Sous ses pieds, la terre s’enfonce en strates s’écrasant les unes sur les autres, de terre végétale, calcaire, silex, plus loin de gravier, de sable enfin, la nappe alluviale meuble brun-rouge semée de petits coquillages. Érosion, gel, dégel, ruissellement, terre tantôt compacte, tantôt meuble, couches animées de mouvements lourds et lents, la brutalité du choc diluée dans des temporalités indéfinissables.

Au milieu du champ, invisibles sous les touffes d’herbe, les racines et la terre accumulée, des pavés, disjoints, disloqués. Des rangées de pavés sous la terre, traçant une voie toute droite dans la campagne plane, un fil, invisible, de l’écheveau, invisible au centre duquel elle se tient debout devant la porte. La voie romaine qu’empruntent soldat, marchands, militaires. Par cette route, l’évêque un soir rentre d’exil. Les cinq pains n’en font pas plusieurs en se multipliant, mais les morceaux succèdent aux morceaux et l’on ne voit pas qu’ils se présentent coupés au bout, chaque fois qu’on les coupe. Au fur et à mesure la matière croît : est-ce à l’emplacement des tables ou dans les mains qui prennent ou dans la bouche des convives ? Je ne sais. Le notable, le païen, l’érudit, l’homme qui écrit à l’empereur, l’homme traverse une terre qui ne s’appelle pas Europe, par cette route, rentre d’un exil, qui ne s’appelle pas exil, l’homme qui vit dans la pensée, dans la langue, dans un espace qui n’est pas le sien, un espace aussi bien fait de terre et de montagne que de mots, ciselés, l’homme qui évolue dans une terre sertie de mots et de visages.

Elle est debout devant la porte. Elle pousse la porte, comme avant elle d’autres portes ont été poussées, abattues, défoncées. Pour le rétablissement de l’ordre et de la sécurité les mesures les plus énergiques devront être prises afin d’effrayer les habitants de cette région infectée, à qui il faudra faire passer le goût d’accueillir les groupes de résistance et de se laisser gouverner par eux.

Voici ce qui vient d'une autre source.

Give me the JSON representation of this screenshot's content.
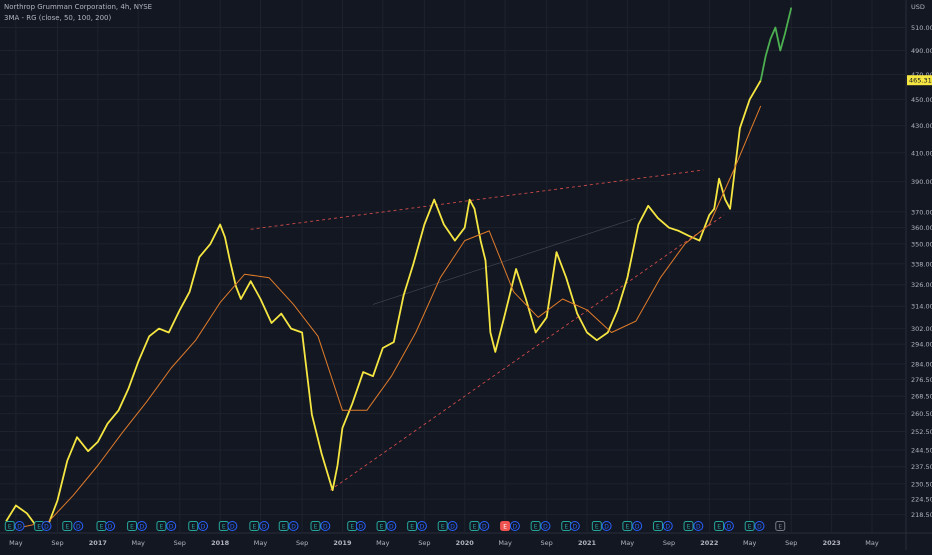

Cela servira en outre d’avertissement à toute la population. Un petit groupe aux mouvements vifs évolue rapidement sur cette route. Il remonte du Sud et gagne le Nord. Le petit groupe est composé d’hommes, uniquement des hommes, usés fatigués avec sur le visage dans les yeux, des lueurs fauves et des reflets d’incendie, incendies rêvés, incendies vécus. A chaque homme, à chaque femme rencontrée, un choc. Des hommes comme la terre, où la brutalité du choc se dilue dans des temporalités indéfinissables, la violence engourdie dans l’usure des jours passés, qui électrise encore, une violence de bête traquée, une violence d’homme ordinaire, il faut bien vivre. Parmi ces hommes il en est deux, qui rêvent de l’Est, qui rêvent aussi de ne plus jamais rêver, et qui savent aussi que leur rêve fuit vers des terres, des mains, des peaux, qui n’ont jamais existé et que pour ce motif, précisément, ce motif, ils ne retrouveront jamais. Deux hommes, sur cette route, courent vers leur exil.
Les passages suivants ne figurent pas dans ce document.